La Roma è entrata in una nuova fase di gestione: non più il paternalismo romantico dei Sensi, ma il crudo business degli americani che, di fronte a un bilancio in perdita e all’ennesimo anno senza i ricavi delle coppe europee, non hanno esitato un momento a cedere sul mercato i pezzi pregiati della squadra, per far fronte alle perdite: Marquinhos, Osvaldo e Lamela (a giorni) sono partiti per una cifra complessiva vicina agli 80 milioni di euro. Gli americani, al momento, hanno immesso nelle casse giallorosse 50 milioni di euro.

Un modello virtuoso, invece, riconoscibile anche a occhio nudo, è quello l’Udinese: da anni un melting pot di ragazzini terribili da rivendere poi a peso d’oro (il prossimo sarà il colombiano Muriel, che ricorda, fatte le debite proporzioni, il primo Ronaldo) che, sotto la sapiente guida di Di Natale e Guidolin, ottengono risultati sportivi invidiabili, a fronte di bilanci, quasi sempre, in attivo, tanto da riuscire addirittura, nel 2008, a staccare un dividendo di circa 4 milioni di euro.

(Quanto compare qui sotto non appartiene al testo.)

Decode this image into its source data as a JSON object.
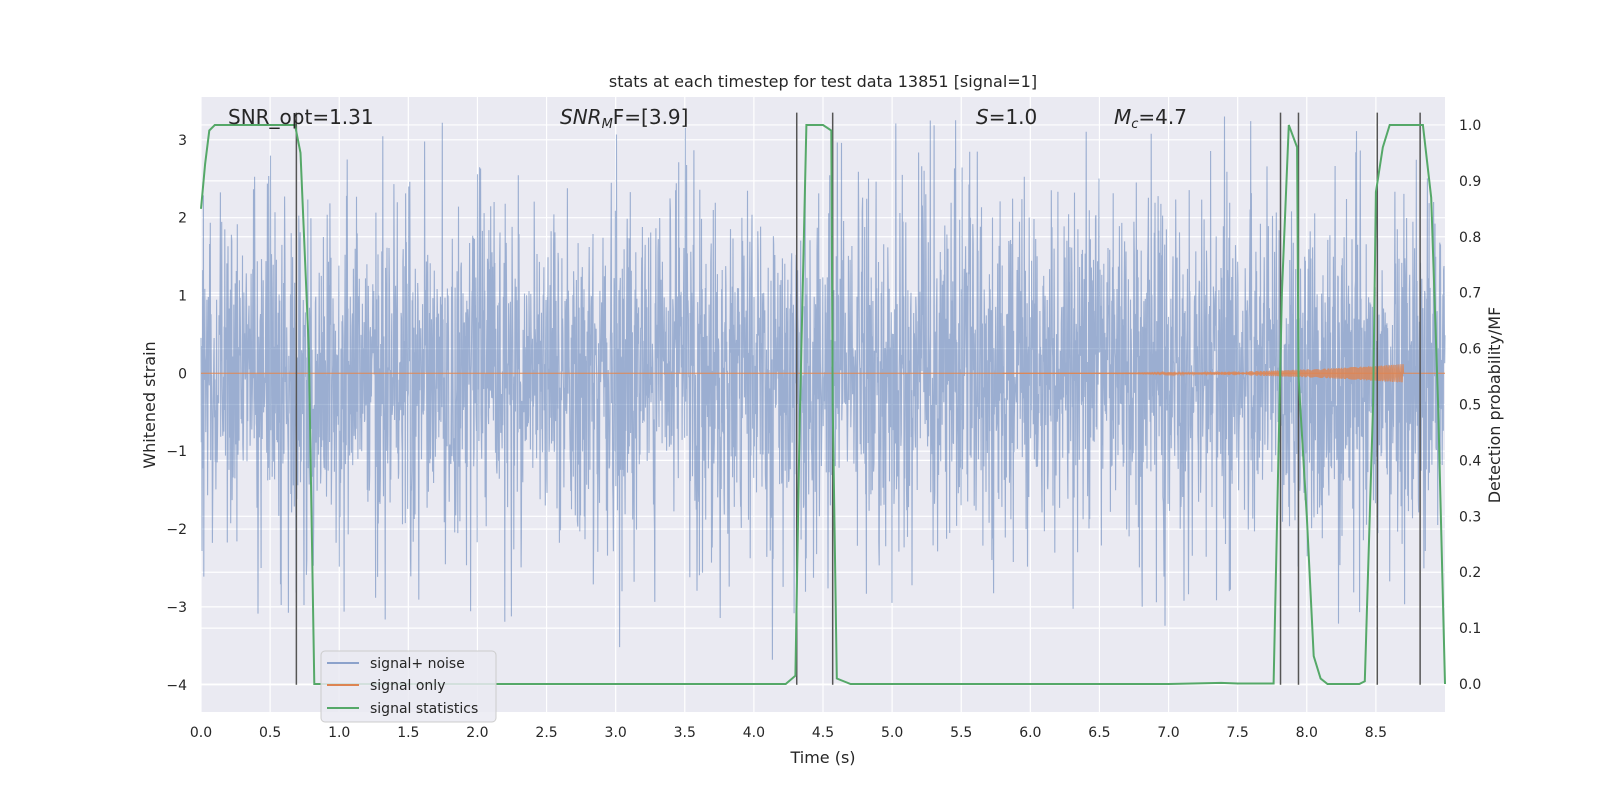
{
  "chart_data": {
    "type": "line",
    "title": "stats at each timestep for test data 13851 [signal=1]",
    "xlabel": "Time (s)",
    "ylabel": "Whitened strain",
    "ylabel_right": "Detection probability/MF",
    "xlim": [
      0,
      9.0
    ],
    "ylim": [
      -4.35,
      3.55
    ],
    "ylim_right": [
      -0.05,
      1.05
    ],
    "grid": true,
    "legend_placement": "lower-left",
    "x_ticks": [
      0.0,
      0.5,
      1.0,
      1.5,
      2.0,
      2.5,
      3.0,
      3.5,
      4.0,
      4.5,
      5.0,
      5.5,
      6.0,
      6.5,
      7.0,
      7.5,
      8.0,
      8.5
    ],
    "x_tick_labels": [
      "0.0",
      "0.5",
      "1.0",
      "1.5",
      "2.0",
      "2.5",
      "3.0",
      "3.5",
      "4.0",
      "4.5",
      "5.0",
      "5.5",
      "6.0",
      "6.5",
      "7.0",
      "7.5",
      "8.0",
      "8.5"
    ],
    "y_ticks": [
      3,
      2,
      1,
      0,
      -1,
      -2,
      -3,
      -4
    ],
    "y_tick_labels": [
      "3",
      "2",
      "1",
      "0",
      "−1",
      "−2",
      "−3",
      "−4"
    ],
    "y_ticks_right": [
      1.0,
      0.9,
      0.8,
      0.7,
      0.6,
      0.5,
      0.4,
      0.3,
      0.2,
      0.1,
      0.0
    ],
    "y_tick_labels_right": [
      "1.0",
      "0.9",
      "0.8",
      "0.7",
      "0.6",
      "0.5",
      "0.4",
      "0.3",
      "0.2",
      "0.1",
      "0.0"
    ],
    "annotations": {
      "snr_opt": "SNR_opt=1.31",
      "snr_mf_main": "SNR",
      "snr_mf_sub": "M",
      "snr_mf_rest": "F=[3.9]",
      "s_main": "S",
      "s_rest": "=1.0",
      "mc_main": "M",
      "mc_sub": "c",
      "mc_rest": "=4.7"
    },
    "legend": [
      "signal+ noise",
      "signal only",
      "signal statistics"
    ],
    "colors": {
      "background": "#eaeaf2",
      "grid": "#ffffff",
      "noise": "#4c72b0",
      "signal": "#dd8452",
      "statistics": "#55a868",
      "vlines": "#555555"
    },
    "noise_series": {
      "name": "signal+ noise",
      "x_range": [
        0,
        9.0
      ],
      "envelope_typical": [
        -1.9,
        1.9
      ],
      "extreme_min": -4.0,
      "extreme_max": 3.3
    },
    "signal_series": {
      "name": "signal only",
      "chirp_start": 5.8,
      "chirp_peak_time": 8.7,
      "chirp_peak_amplitude": 0.12
    },
    "statistics_series": {
      "name": "signal statistics",
      "x": [
        0.0,
        0.03,
        0.06,
        0.1,
        0.2,
        0.3,
        0.5,
        0.68,
        0.72,
        0.78,
        0.82,
        1.0,
        2.0,
        3.0,
        4.0,
        4.23,
        4.3,
        4.33,
        4.38,
        4.42,
        4.5,
        4.56,
        4.57,
        4.6,
        4.7,
        5.0,
        6.0,
        7.0,
        7.38,
        7.5,
        7.7,
        7.76,
        7.82,
        7.87,
        7.93,
        7.94,
        8.0,
        8.05,
        8.1,
        8.15,
        8.2,
        8.3,
        8.38,
        8.42,
        8.48,
        8.5,
        8.55,
        8.6,
        8.7,
        8.84,
        8.9,
        8.95,
        9.0
      ],
      "y": [
        0.85,
        0.93,
        0.99,
        1.0,
        1.0,
        1.0,
        1.0,
        1.0,
        0.95,
        0.6,
        0.0,
        0.0,
        0.0,
        0.0,
        0.0,
        0.0,
        0.015,
        0.45,
        1.0,
        1.0,
        1.0,
        0.99,
        0.5,
        0.01,
        0.0,
        0.0,
        0.0,
        0.0,
        0.002,
        0.001,
        0.001,
        0.001,
        0.7,
        1.0,
        0.96,
        0.55,
        0.3,
        0.05,
        0.01,
        0.0,
        0.0,
        0.0,
        0.0,
        0.005,
        0.5,
        0.88,
        0.96,
        1.0,
        1.0,
        1.0,
        0.87,
        0.5,
        0.0
      ]
    },
    "vertical_lines": [
      {
        "x": 0.69,
        "ymin": -4.0,
        "ymax": 3.35
      },
      {
        "x": 4.31,
        "ymin": -4.0,
        "ymax": 3.35
      },
      {
        "x": 4.57,
        "ymin": -4.0,
        "ymax": 3.35
      },
      {
        "x": 7.81,
        "ymin": -4.0,
        "ymax": 3.35
      },
      {
        "x": 7.94,
        "ymin": -4.0,
        "ymax": 3.35
      },
      {
        "x": 8.51,
        "ymin": -4.0,
        "ymax": 3.35
      },
      {
        "x": 8.82,
        "ymin": -4.0,
        "ymax": 3.35
      }
    ]
  }
}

La Fiorentina, controllata dai fratelli Della Valle attraverso un’accomandita, ha chiuso con un aggregato negativo di 45 milioni nel periodo considerato, prontamente ripianati dalla proprietà. La società, però, ha chiuso in attivo il bilancio del 2012 e punta, prendendo ad esempio una realtà come quella del Napoli, a camminare da sola, senza pesare sulle casse della società madre, accompagnando il tutto a risultati sportivi, come quelli dell’ultima stagione, all’altezza di una piazza esigente.